Pour d'autres personnes le foulard serait un signe religieux : la jeune fille musulmane le portant dans les écoles françaises entendrait montrer ainsi qu'elle est musulmane : c'est donc un "signe ostensible", par lequel on veut montrer de quelle religion on est.

Que veut dire "ostensible" ?

"Ostensible" : qui est fait avec l'intention d'être vu (Le Petit Larousse).
"Ostensible" adj. est dérivé au moyen du suffixe -ible (1346) du latin ostensum, variante de ostentum, supin de ostendere, proprement "tendre devant", d'où "montrer", de ob "devant" (objet) et tendere (tendre). On relève en latin médiéval (1300) ostensibilis "qui paraît". Ostensible signifie "qui peut être montré" et surtout, de nos jours, "qui est fait pour être montré, remarqué" (1800) (Le Robert dictionnaire historique de la langue française).

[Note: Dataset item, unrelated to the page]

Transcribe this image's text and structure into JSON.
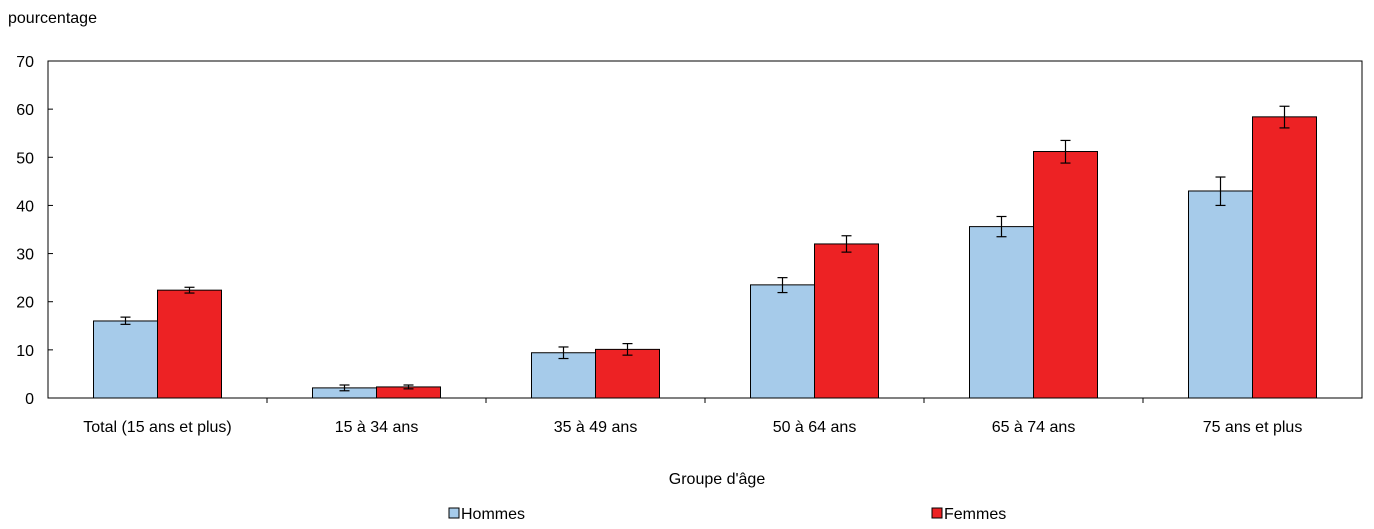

Or le foulard n'a nullement comme objectif d'exprimer que celle qui le vêt est musulmane. Couvrir sa chevelure en public est quelque chose que l'islam rend obligatoire à la femme, mais, lorsqu'elle le fait, la musulmane n'a pas l'objectif d'exprimer par cela qu'elle est musulmane. Exactement comme le fait de couvrir ses cuisses en public est quelque chose que l'islam rend obligatoire à l'homme (d'après l'avis de plusieurs mujtahids), mais, lorsqu'il porte un pantalon afin de respecter cette obligation, le musulman n'a pas l'objectif d'exprimer par cela qu'il est musulman.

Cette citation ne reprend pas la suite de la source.